In new work published in the Annals of the American Thoracic Society we analyzed the links between where children are physically active and their exposure to air pollution and lung function. Physical activity is associated with increased ventilation because of rapid and deeper breathing. Thus, being active while being exposed to high air pollution could lead to increased inhalation of pollutant particles and gases. In urban communities features of the built environment, including locations where children engaging in physical activity, could put individuals at risk for harmful inhaled exposures leading to lung function decrements. Thus, we conducted a study to investigate locations throughout New York City where children engaged in moderate-vigorous activity. Our hypothesis was that being physically active outdoors, particularly near high sources of traffic pollution, would be associated with increased air pollution exposure and decreased lung function.
Our study was conducted as part of a longitudinal birth cohort study in affiliation with the Columbia Center for Children’s Environmental Health that recruited pregnant, non-smoking mothers who lived in Northern Manhattan and the Bronx. At the time of enrollment in this secondary study, children were 9-14 years of age and still lived in NYC. The 151 children enrolled in the study wore global positioning system (GPS) devices in a vest to identify their locations and accelerometers on their wrists that measured physical activity level. Devices were worn for 24-hours with repeated measures after 5 days. We paired the GPS and accelerometer data and mapped the data using ArcGIS to determine where children engaged in moderate-vigorous activity. We also used data from the New York City Community Air Survey (NYCCAS) to determine annual average air pollution concentrations in the locations where children were physically active. To account for daily fluctuations in pollution we adjusted our analysis for daily NYC pollution measured at a single site as well as daily temperature and humidity. Lastly, we measured lung function at the end of each 24-hour physical activity monitoring period.
On average, children spent more time physically active indoors (71.9 ±74.7 min/day) compared to outdoors (38.2 ±39.6 min/day). However, the majority of outdoor physical activity was along sidewalks and roadbeds (30.2 ±33.3 min/day) where nitrogen dioxide (NO2) pollution was relatively high. More time spent in outdoor activity was associated with higher exposure to NO2. In warmer months, more time spent in outdoor activity was associated with lower lung function even after adjusting for air pollution exposure. This finding suggests that in addition to air pollution there may be other environmental factors that contribute to decreased lung function when children are active outdoors.

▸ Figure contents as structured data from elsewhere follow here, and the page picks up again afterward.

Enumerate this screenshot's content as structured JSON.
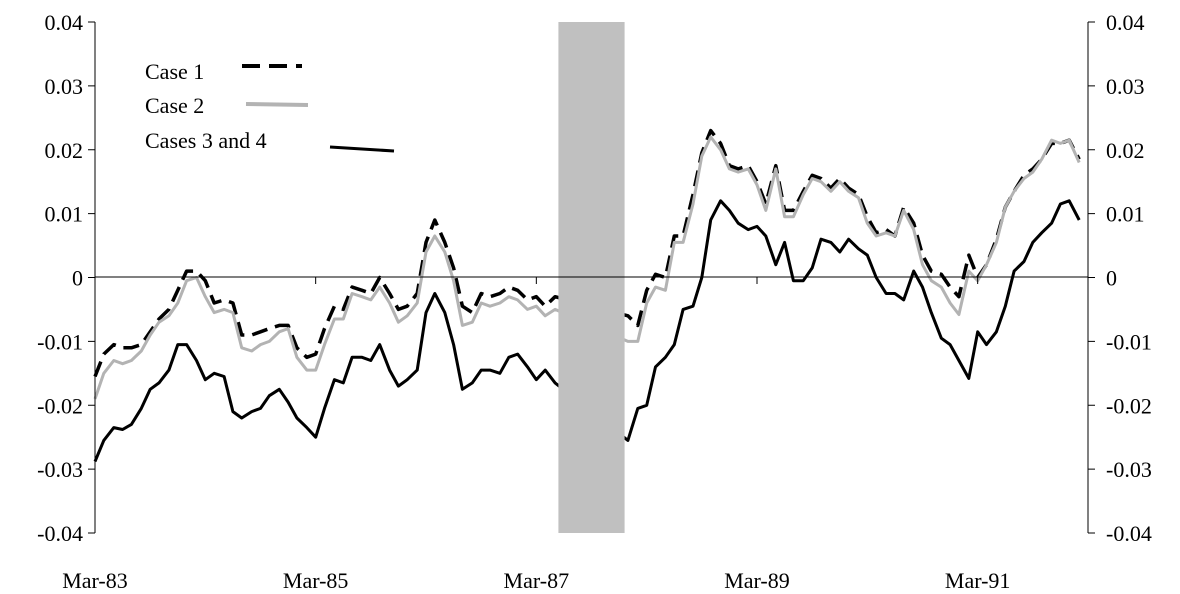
{
  "chart_data": {
    "type": "line",
    "title": "",
    "xlabel": "",
    "ylabel": "",
    "xlim": [
      1983.0,
      1992.0
    ],
    "ylim": [
      -0.04,
      0.04
    ],
    "yticks": [
      -0.04,
      -0.03,
      -0.02,
      -0.01,
      0,
      0.01,
      0.02,
      0.03,
      0.04
    ],
    "ytick_labels": [
      "-0.04",
      "-0.03",
      "-0.02",
      "-0.01",
      "0",
      "0.01",
      "0.02",
      "0.03",
      "0.04"
    ],
    "xticks": [
      1983.0,
      1985.0,
      1987.0,
      1989.0,
      1991.0
    ],
    "xtick_labels": [
      "Mar-83",
      "Mar-85",
      "Mar-87",
      "Mar-89",
      "Mar-91"
    ],
    "legend_position": "top-left",
    "grid": false,
    "shaded_region": {
      "x_start": 1987.2,
      "x_end": 1987.8,
      "color": "#c0c0c0"
    },
    "series": [
      {
        "name": "Case 1",
        "color": "#000000",
        "style": "dashed",
        "x": [
          1983.0,
          1983.08,
          1983.17,
          1983.25,
          1983.33,
          1983.42,
          1983.5,
          1983.58,
          1983.67,
          1983.75,
          1983.83,
          1983.92,
          1984.0,
          1984.08,
          1984.17,
          1984.25,
          1984.33,
          1984.42,
          1984.5,
          1984.58,
          1984.67,
          1984.75,
          1984.83,
          1984.92,
          1985.0,
          1985.08,
          1985.17,
          1985.25,
          1985.33,
          1985.42,
          1985.5,
          1985.58,
          1985.67,
          1985.75,
          1985.83,
          1985.92,
          1986.0,
          1986.08,
          1986.17,
          1986.25,
          1986.33,
          1986.42,
          1986.5,
          1986.58,
          1986.67,
          1986.75,
          1986.83,
          1986.92,
          1987.0,
          1987.08,
          1987.17,
          1987.83,
          1987.92,
          1988.0,
          1988.08,
          1988.17,
          1988.25,
          1988.33,
          1988.42,
          1988.5,
          1988.58,
          1988.67,
          1988.75,
          1988.83,
          1988.92,
          1989.0,
          1989.08,
          1989.17,
          1989.25,
          1989.33,
          1989.42,
          1989.5,
          1989.58,
          1989.67,
          1989.75,
          1989.83,
          1989.92,
          1990.0,
          1990.08,
          1990.17,
          1990.25,
          1990.33,
          1990.42,
          1990.5,
          1990.58,
          1990.67,
          1990.75,
          1990.83,
          1990.92,
          1991.0,
          1991.08,
          1991.17,
          1991.25,
          1991.33,
          1991.42,
          1991.5,
          1991.58,
          1991.67,
          1991.75,
          1991.83,
          1991.92
        ],
        "values": [
          -0.0155,
          -0.012,
          -0.0105,
          -0.011,
          -0.011,
          -0.0105,
          -0.0085,
          -0.0065,
          -0.005,
          -0.002,
          0.001,
          0.001,
          -0.0005,
          -0.004,
          -0.0035,
          -0.004,
          -0.009,
          -0.009,
          -0.0085,
          -0.008,
          -0.0075,
          -0.0075,
          -0.011,
          -0.0125,
          -0.012,
          -0.008,
          -0.0045,
          -0.005,
          -0.0015,
          -0.002,
          -0.0025,
          0.0,
          -0.0025,
          -0.005,
          -0.0045,
          -0.0025,
          0.0055,
          0.009,
          0.0055,
          0.0015,
          -0.0045,
          -0.0055,
          -0.0025,
          -0.003,
          -0.0025,
          -0.0015,
          -0.002,
          -0.0035,
          -0.003,
          -0.0045,
          -0.003,
          -0.006,
          -0.0075,
          -0.002,
          0.0005,
          0.0,
          0.0065,
          0.0065,
          0.013,
          0.0195,
          0.023,
          0.021,
          0.0175,
          0.017,
          0.0175,
          0.015,
          0.0115,
          0.0175,
          0.0105,
          0.0105,
          0.0135,
          0.016,
          0.0155,
          0.014,
          0.0155,
          0.014,
          0.013,
          0.0095,
          0.007,
          0.0075,
          0.0065,
          0.011,
          0.0085,
          0.0035,
          0.001,
          0.0005,
          -0.0015,
          -0.003,
          0.0035,
          0.0,
          0.002,
          0.006,
          0.011,
          0.0135,
          0.016,
          0.017,
          0.0185,
          0.021,
          0.021,
          0.0215,
          0.0185
        ]
      },
      {
        "name": "Case 2",
        "color": "#b3b3b3",
        "style": "solid",
        "x": [
          1983.0,
          1983.08,
          1983.17,
          1983.25,
          1983.33,
          1983.42,
          1983.5,
          1983.58,
          1983.67,
          1983.75,
          1983.83,
          1983.92,
          1984.0,
          1984.08,
          1984.17,
          1984.25,
          1984.33,
          1984.42,
          1984.5,
          1984.58,
          1984.67,
          1984.75,
          1984.83,
          1984.92,
          1985.0,
          1985.08,
          1985.17,
          1985.25,
          1985.33,
          1985.42,
          1985.5,
          1985.58,
          1985.67,
          1985.75,
          1985.83,
          1985.92,
          1986.0,
          1986.08,
          1986.17,
          1986.25,
          1986.33,
          1986.42,
          1986.5,
          1986.58,
          1986.67,
          1986.75,
          1986.83,
          1986.92,
          1987.0,
          1987.08,
          1987.17,
          1987.83,
          1987.92,
          1988.0,
          1988.08,
          1988.17,
          1988.25,
          1988.33,
          1988.42,
          1988.5,
          1988.58,
          1988.67,
          1988.75,
          1988.83,
          1988.92,
          1989.0,
          1989.08,
          1989.17,
          1989.25,
          1989.33,
          1989.42,
          1989.5,
          1989.58,
          1989.67,
          1989.75,
          1989.83,
          1989.92,
          1990.0,
          1990.08,
          1990.17,
          1990.25,
          1990.33,
          1990.42,
          1990.5,
          1990.58,
          1990.67,
          1990.75,
          1990.83,
          1990.92,
          1991.0,
          1991.08,
          1991.17,
          1991.25,
          1991.33,
          1991.42,
          1991.5,
          1991.58,
          1991.67,
          1991.75,
          1991.83,
          1991.92
        ],
        "values": [
          -0.019,
          -0.015,
          -0.013,
          -0.0135,
          -0.013,
          -0.0115,
          -0.009,
          -0.007,
          -0.006,
          -0.004,
          -0.0005,
          0.0,
          -0.003,
          -0.0055,
          -0.005,
          -0.0055,
          -0.011,
          -0.0115,
          -0.0105,
          -0.01,
          -0.0085,
          -0.008,
          -0.0125,
          -0.0145,
          -0.0145,
          -0.0105,
          -0.0065,
          -0.0065,
          -0.0025,
          -0.003,
          -0.0035,
          -0.0015,
          -0.004,
          -0.007,
          -0.006,
          -0.004,
          0.004,
          0.0065,
          0.004,
          -0.0005,
          -0.0075,
          -0.007,
          -0.004,
          -0.0045,
          -0.004,
          -0.003,
          -0.0035,
          -0.005,
          -0.0045,
          -0.006,
          -0.005,
          -0.01,
          -0.01,
          -0.004,
          -0.0015,
          -0.002,
          0.0055,
          0.0055,
          0.0115,
          0.019,
          0.022,
          0.02,
          0.017,
          0.0165,
          0.017,
          0.0145,
          0.0105,
          0.017,
          0.0095,
          0.0095,
          0.013,
          0.0155,
          0.015,
          0.0135,
          0.015,
          0.0135,
          0.0125,
          0.0085,
          0.0065,
          0.007,
          0.0065,
          0.0105,
          0.0075,
          0.002,
          -0.0005,
          -0.0015,
          -0.004,
          -0.0058,
          0.001,
          -0.0005,
          0.002,
          0.0055,
          0.011,
          0.0135,
          0.0155,
          0.0165,
          0.0185,
          0.0215,
          0.021,
          0.0215,
          0.018
        ]
      },
      {
        "name": "Cases 3 and 4",
        "color": "#000000",
        "style": "solid",
        "x": [
          1983.0,
          1983.08,
          1983.17,
          1983.25,
          1983.33,
          1983.42,
          1983.5,
          1983.58,
          1983.67,
          1983.75,
          1983.83,
          1983.92,
          1984.0,
          1984.08,
          1984.17,
          1984.25,
          1984.33,
          1984.42,
          1984.5,
          1984.58,
          1984.67,
          1984.75,
          1984.83,
          1984.92,
          1985.0,
          1985.08,
          1985.17,
          1985.25,
          1985.33,
          1985.42,
          1985.5,
          1985.58,
          1985.67,
          1985.75,
          1985.83,
          1985.92,
          1986.0,
          1986.08,
          1986.17,
          1986.25,
          1986.33,
          1986.42,
          1986.5,
          1986.58,
          1986.67,
          1986.75,
          1986.83,
          1986.92,
          1987.0,
          1987.08,
          1987.17,
          1987.83,
          1987.92,
          1988.0,
          1988.08,
          1988.17,
          1988.25,
          1988.33,
          1988.42,
          1988.5,
          1988.58,
          1988.67,
          1988.75,
          1988.83,
          1988.92,
          1989.0,
          1989.08,
          1989.17,
          1989.25,
          1989.33,
          1989.42,
          1989.5,
          1989.58,
          1989.67,
          1989.75,
          1989.83,
          1989.92,
          1990.0,
          1990.08,
          1990.17,
          1990.25,
          1990.33,
          1990.42,
          1990.5,
          1990.58,
          1990.67,
          1990.75,
          1990.83,
          1990.92,
          1991.0,
          1991.08,
          1991.17,
          1991.25,
          1991.33,
          1991.42,
          1991.5,
          1991.58,
          1991.67,
          1991.75,
          1991.83,
          1991.92
        ],
        "values": [
          -0.0288,
          -0.0255,
          -0.0235,
          -0.0238,
          -0.023,
          -0.0205,
          -0.0175,
          -0.0165,
          -0.0145,
          -0.0105,
          -0.0105,
          -0.013,
          -0.016,
          -0.015,
          -0.0155,
          -0.021,
          -0.022,
          -0.021,
          -0.0205,
          -0.0185,
          -0.0175,
          -0.0195,
          -0.022,
          -0.0235,
          -0.025,
          -0.0205,
          -0.016,
          -0.0165,
          -0.0125,
          -0.0125,
          -0.013,
          -0.0105,
          -0.0145,
          -0.017,
          -0.016,
          -0.0145,
          -0.0055,
          -0.0025,
          -0.0055,
          -0.0105,
          -0.0175,
          -0.0165,
          -0.0145,
          -0.0145,
          -0.015,
          -0.0125,
          -0.012,
          -0.014,
          -0.016,
          -0.0145,
          -0.0165,
          -0.0255,
          -0.0205,
          -0.02,
          -0.014,
          -0.0125,
          -0.0105,
          -0.005,
          -0.0045,
          0.0,
          0.009,
          0.012,
          0.0105,
          0.0085,
          0.0075,
          0.008,
          0.0065,
          0.002,
          0.0055,
          -0.0005,
          -0.0005,
          0.0015,
          0.006,
          0.0055,
          0.004,
          0.006,
          0.0045,
          0.0035,
          0.0,
          -0.0025,
          -0.0025,
          -0.0035,
          0.001,
          -0.0015,
          -0.0055,
          -0.0095,
          -0.0105,
          -0.013,
          -0.0158,
          -0.0085,
          -0.0105,
          -0.0085,
          -0.0045,
          0.001,
          0.0025,
          0.0055,
          0.007,
          0.0085,
          0.0115,
          0.012,
          0.009
        ]
      }
    ]
  }
}
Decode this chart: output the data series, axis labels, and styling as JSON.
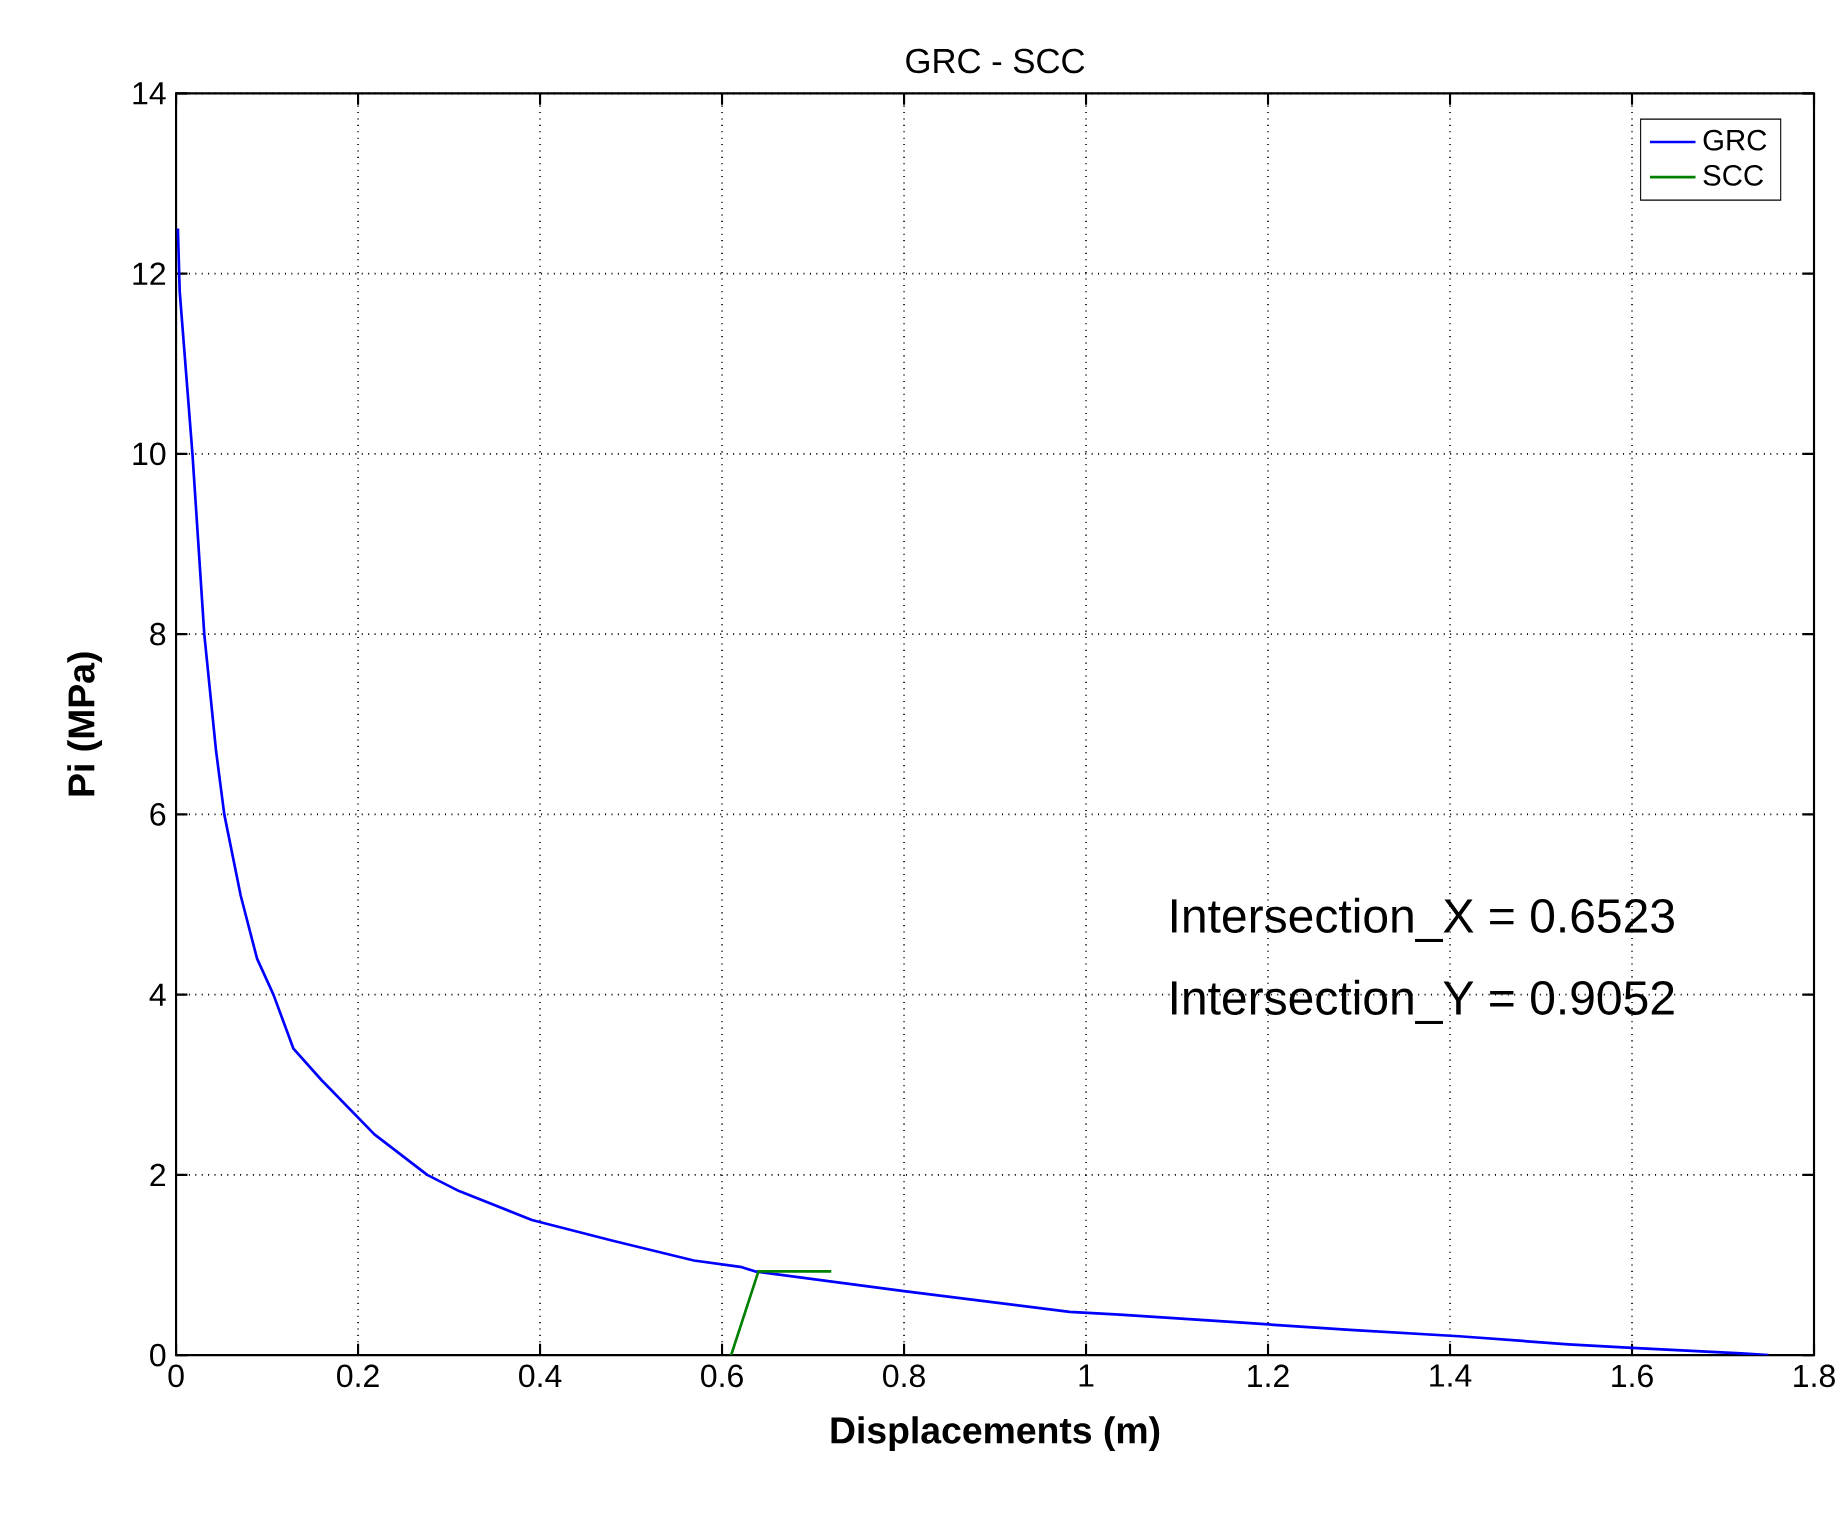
{
  "chart_data": {
    "type": "line",
    "title": "GRC - SCC",
    "xlabel": "Displacements (m)",
    "ylabel": "Pi (MPa)",
    "xlim": [
      0,
      1.8
    ],
    "ylim": [
      0,
      14
    ],
    "xticks": [
      0,
      0.2,
      0.4,
      0.6,
      0.8,
      1,
      1.2,
      1.4,
      1.6,
      1.8
    ],
    "yticks": [
      0,
      2,
      4,
      6,
      8,
      10,
      12,
      14
    ],
    "grid": true,
    "legend": "top right",
    "marker": "none",
    "line_style": "solid",
    "annotations": [
      "Intersection_X =  0.6523",
      "Intersection_Y =  0.9052"
    ],
    "series": [
      {
        "name": "GRC",
        "color": "#0000ff",
        "x": [
          0.002,
          0.004,
          0.018,
          0.031,
          0.044,
          0.053,
          0.071,
          0.089,
          0.107,
          0.129,
          0.16,
          0.218,
          0.276,
          0.311,
          0.391,
          0.48,
          0.569,
          0.62,
          0.636,
          0.8,
          0.982,
          1.037,
          1.172,
          1.29,
          1.41,
          1.53,
          1.6,
          1.72,
          1.75
        ],
        "values": [
          12.5,
          11.8,
          10,
          8,
          6.7,
          6,
          5.1,
          4.4,
          4,
          3.4,
          3.05,
          2.45,
          2,
          1.82,
          1.5,
          1.27,
          1.05,
          0.98,
          0.93,
          0.71,
          0.48,
          0.45,
          0.36,
          0.28,
          0.21,
          0.12,
          0.08,
          0.02,
          0
        ]
      },
      {
        "name": "SCC",
        "color": "#008000",
        "x": [
          0.61,
          0.64,
          0.72
        ],
        "values": [
          0,
          0.93,
          0.93
        ]
      }
    ]
  }
}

Because physical activity leads to increased ventilation, the ability to identify specific locations of activity especially near sources of high pollution can improve risk assessment for lung function impairment. Our findings of a positive association between outdoor active time in warmer weather months and both elevated NO2 exposure and reduced lung function demonstrate a need to inform individuals in urban communities about location specific exposure risks. Our findings also support the need for continued attention towards improving air quality especially in urban communities.